Besonders universitäre Programme wie die „Uni 55-PLUS“in Salzburg sind zunehmend gefragt.
Die Nachfrage nach Bildung steigt bei der Generation 55plus: Das zeigte im Herbst eine Studie von GfK-Austria unter 1600 Teilnehmern im Auftrag des ÖVP-Seniorenbunds: Laut der Befragung hat sich die Nachfrage von 47 Prozent 2010 auf nun 87 Prozent gesteigert. Angesichts dieser Zahlen müsse nun die Wirtschaft passende Angebote schaffen, forderte ÖVP-Seniorensprecherin Gertrude Aubauer. Mehr geistige Fitness bedeute auch mehr gesunde Lebensjahre für den Einzelnen und damit eine Entlastung der Gesellschaft, warb Aubauer für Bildung im Alter. „Das ist keine Spielerei, das bringt der Gesellschaft ganz viel.“Durch die deutliche Zunahme an Senioren, die sich prinzipiell vorstellen könnten, Bildungsangebote in Anspruch zu nehmen, gebe es ein neues Publikum: Dieses bestehe nicht mehr nur aus ohnehin bildungsaffinen Älteren mit höherem Bildungsabschluss und Einkommen. „Das ist eine völlig neue Situation für alle Anbieter“, so Aubauer. „Da stehen wir noch am Anfang.“Ziel müssten niederschwellige und für bildungsferne Menschen geeignete Angebote sein.

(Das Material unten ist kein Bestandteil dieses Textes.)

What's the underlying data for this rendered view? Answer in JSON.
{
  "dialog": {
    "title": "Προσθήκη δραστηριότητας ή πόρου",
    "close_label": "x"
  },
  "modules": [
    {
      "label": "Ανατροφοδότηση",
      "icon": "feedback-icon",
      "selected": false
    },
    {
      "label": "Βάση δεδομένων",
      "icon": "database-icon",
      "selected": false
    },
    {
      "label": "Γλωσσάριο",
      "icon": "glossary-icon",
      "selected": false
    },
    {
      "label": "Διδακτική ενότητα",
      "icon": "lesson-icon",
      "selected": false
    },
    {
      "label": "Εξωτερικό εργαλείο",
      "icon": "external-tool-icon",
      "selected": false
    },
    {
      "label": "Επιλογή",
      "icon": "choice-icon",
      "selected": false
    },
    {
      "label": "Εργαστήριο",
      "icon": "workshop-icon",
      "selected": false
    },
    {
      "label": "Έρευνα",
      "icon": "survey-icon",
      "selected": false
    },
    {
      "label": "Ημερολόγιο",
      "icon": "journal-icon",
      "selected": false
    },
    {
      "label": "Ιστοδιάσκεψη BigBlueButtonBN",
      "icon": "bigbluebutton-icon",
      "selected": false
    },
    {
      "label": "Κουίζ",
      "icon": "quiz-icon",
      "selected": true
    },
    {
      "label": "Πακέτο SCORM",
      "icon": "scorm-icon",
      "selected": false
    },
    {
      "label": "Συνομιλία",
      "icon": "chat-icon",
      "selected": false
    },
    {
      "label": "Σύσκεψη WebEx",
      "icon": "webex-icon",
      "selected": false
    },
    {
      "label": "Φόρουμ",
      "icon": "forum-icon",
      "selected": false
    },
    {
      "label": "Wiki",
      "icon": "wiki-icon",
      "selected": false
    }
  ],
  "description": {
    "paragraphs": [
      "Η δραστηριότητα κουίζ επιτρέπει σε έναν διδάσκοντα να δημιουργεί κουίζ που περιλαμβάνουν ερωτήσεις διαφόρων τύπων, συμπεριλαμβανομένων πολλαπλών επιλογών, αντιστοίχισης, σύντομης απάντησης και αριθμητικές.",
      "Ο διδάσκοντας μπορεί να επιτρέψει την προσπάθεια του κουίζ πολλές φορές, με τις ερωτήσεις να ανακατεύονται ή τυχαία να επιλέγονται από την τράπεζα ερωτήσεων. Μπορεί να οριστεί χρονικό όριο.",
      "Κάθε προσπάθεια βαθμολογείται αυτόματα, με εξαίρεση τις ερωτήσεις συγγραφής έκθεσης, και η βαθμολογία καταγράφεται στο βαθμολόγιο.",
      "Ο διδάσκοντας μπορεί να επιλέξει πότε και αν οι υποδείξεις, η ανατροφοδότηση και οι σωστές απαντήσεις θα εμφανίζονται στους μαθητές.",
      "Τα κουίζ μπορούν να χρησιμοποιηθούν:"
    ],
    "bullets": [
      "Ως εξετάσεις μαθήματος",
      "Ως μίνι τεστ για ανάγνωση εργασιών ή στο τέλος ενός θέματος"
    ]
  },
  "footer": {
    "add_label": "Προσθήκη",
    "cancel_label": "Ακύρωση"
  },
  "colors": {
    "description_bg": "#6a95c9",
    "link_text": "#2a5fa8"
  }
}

Das Marktpotenzial ist jedenfalls da: Laut der GfK-Studie zeigen fast 1,8 Mill. der über 60-Jährigen Interesse. Bei durchschnittlich rund 140 Euro, die durchschnittlich jede Person dafür im Jahr auszugeben bereit ist, brächte das Einnahmen von 250 Mill. Euro. Wichtig ist ein nicht zu hoher Preis – ein Drittel der Befragten sieht seine „Schmerzgrenze“bei 100 Euro, ein Viertel bei 50. Thematisch liegt das Interesse der Zielgruppe vor allem bei Computerkenntnissen, Fremdsprachen, Gedächtnistraining und Bewegungstraining.
An Österreichs Unis wird die Zielgruppe 55plus bereits immer stärker mit Angeboten bedacht: Rund 3800 Menschen aus dieser Altersgruppe studieren, „Hochburgen“sind die Unis Salzburg und Klagenfurt. Damit machen sie 1,3 Prozent der Gesamt-Studentenzahl aus, wie aus der Statistik-Datenbank unidata hervorgeht – in Salzburg und Klagenfurt sind es jeweils vier Prozent aller Studierenden. Frauen stellen mit derzeit rund 60 Prozent auch bei den Senioren die Mehrzahl der Studenten. Am geringsten ist der Seniorenanteil an den technischen, medizinischen und Kunst-Unis sowie an der Wirtschaftsuniversität (WU) und der Universität für Bodenkultur (Boku).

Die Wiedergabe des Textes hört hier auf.